I was tweeting in pique at the weekend while watching Sue Perkins’s documentary on genre fiction — a programme that I’ll probably get around to blogging about more at length but I put a comment on The Art’s Desk’s review — click here to read it. Â A couple of my tweets were picked up and replied to or retweeted by literary people, including one of the Independent’s Offical Top 100 Tweeters, Carole Blake and I picked up a few extra Twitter followers to add to my modest total as a result.
One of these is the writer Claire King and I followed a few links to her very interesting blog, which has a very sensible comment on the holy wars between literary and genre fiction that Sue Perkins’s documentary appeared to have stirred up.
However, I was most intrigued by the fifteen rules of writing that featured in another post:Â http://www.claire-king.com/2011/02/23/15-rules-for-writing-novels/
I’m sure that almost anyone who has been in a creative writing class will twitch in recognition at most them. It’s interesting to read the list of comments as it seems not every contributor seems to have inferred the same intention from the rules as I did. I particularly like number 7.
A few commenters have added rules from famous writers like Kurt Vonnegut and Jonathan Franzen. Franzen’s don’t seem to particularly helpful, more a manifesto for his own approach (particularly his phobia about the Internet) but I particularly liked his first: ‘ The reader is a friend, not an adversary, not a spectator’.
This tends to contradict most of his other rules imho but I believe it should be borne in mind far more in creative writing workshops than it is.
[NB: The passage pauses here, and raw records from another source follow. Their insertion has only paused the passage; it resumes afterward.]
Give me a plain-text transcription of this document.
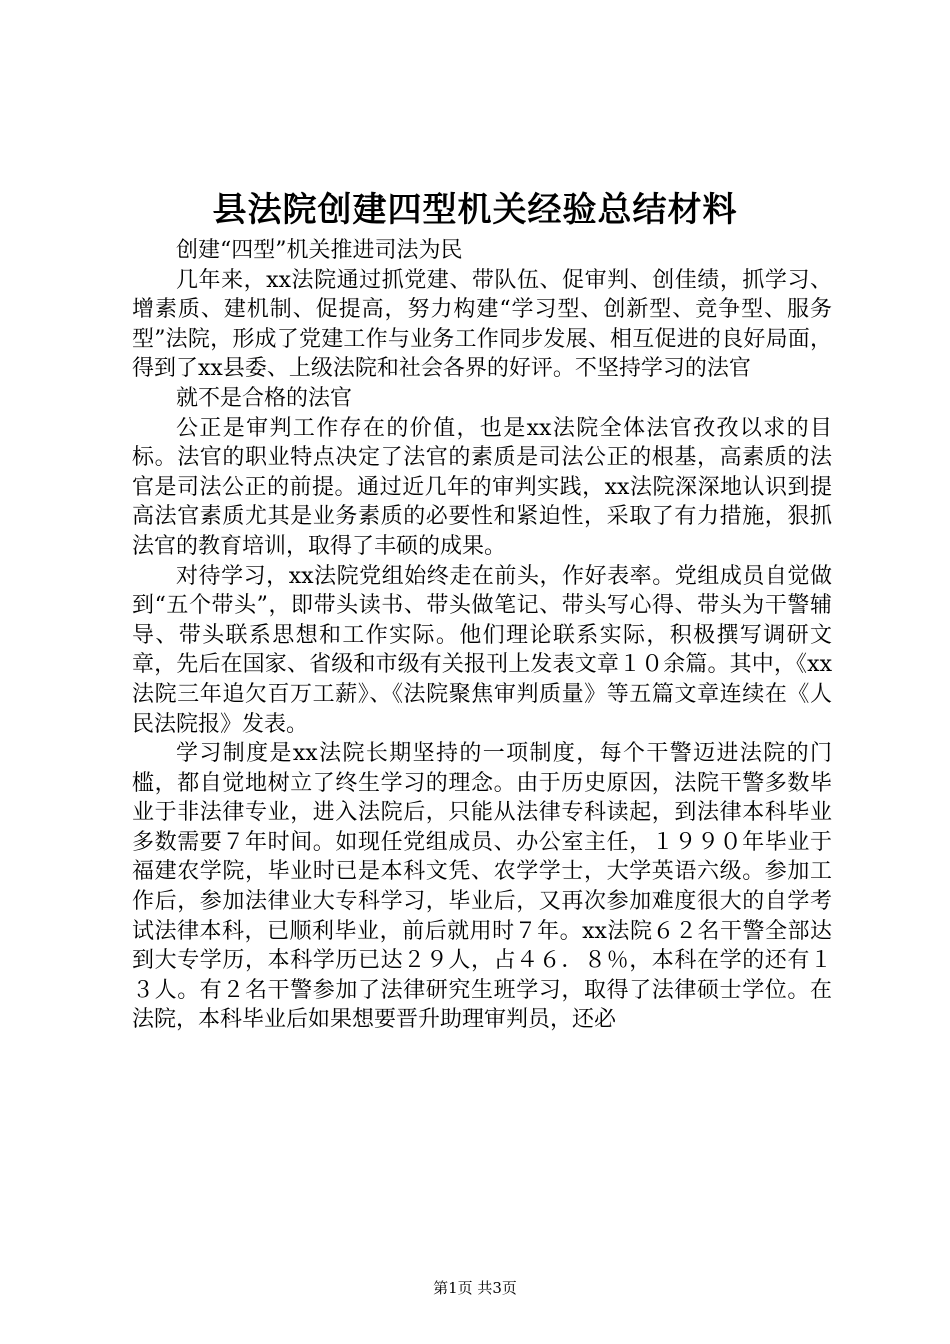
县法院创建四型机关经验总结材料

创建“四型”机关推进司法为民

几年来，xx法院通过抓党建、带队伍、促审判、创佳绩，抓学习、增素质、建机制、促提高，努力构建“学习型、创新型、竞争型、服务型”法院，形成了党建工作与业务工作同步发展、相互促进的良好局面，得到了xx县委、上级法院和社会各界的好评。不坚持学习的法官

就不是合格的法官

公正是审判工作存在的价值，也是xx法院全体法官孜孜以求的目标。法官的职业特点决定了法官的素质是司法公正的根基，高素质的法官是司法公正的前提。通过近几年的审判实践，xx法院深深地认识到提高法官素质尤其是业务素质的必要性和紧迫性，采取了有力措施，狠抓法官的教育培训，取得了丰硕的成果。

对待学习，xx法院党组始终走在前头，作好表率。党组成员自觉做到“五个带头”，即带头读书、带头做笔记、带头写心得、带头为干警辅导、带头联系思想和工作实际。他们理论联系实际，积极撰写调研文章，先后在国家、省级和市级有关报刊上发表文章１０余篇。其中，《xx法院三年追欠百万工薪》、《法院聚焦审判质量》等五篇文章连续在《人民法院报》发表。

学习制度是xx法院长期坚持的一项制度，每个干警迈进法院的门槛，都自觉地树立了终生学习的理念。由于历史原因，法院干警多数毕业于非法律专业，进入法院后，只能从法律专科读起，到法律本科毕业多数需要７年时间。如现任党组成员、办公室主任，１９９０年毕业于福建农学院，毕业时已是本科文凭、农学学士，大学英语六级。参加工作后，参加法律业大专科学习，毕业后，又再次参加难度很大的自学考试法律本科，已顺利毕业，前后就用时７年。xx法院６２名干警全部达到大专学历，本科学历已达２９人，占４６．８％，本科在学的还有１３人。有２名干警参加了法律研究生班学习，取得了法律硕士学位。在法院，本科毕业后如果想要晋升助理审判员，还必

第1页 共3页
A normal reader wants to like a book. After all they’ve paid for it (or gone to the trouble of borrowing it) and are prepared to invest a considerable amount of time with it. They’re not taking 3,000 words and examining every single one as writers and critical readers who review each others’ work for the best of motives. They’re not going to throw the book in the bin because a writer has used a lazy ‘then’ in a sentence (his rule three) but they might feel resentful if something on the macro level leaves them short-changed, like an unresolved and poorly developed conclusion to the plot.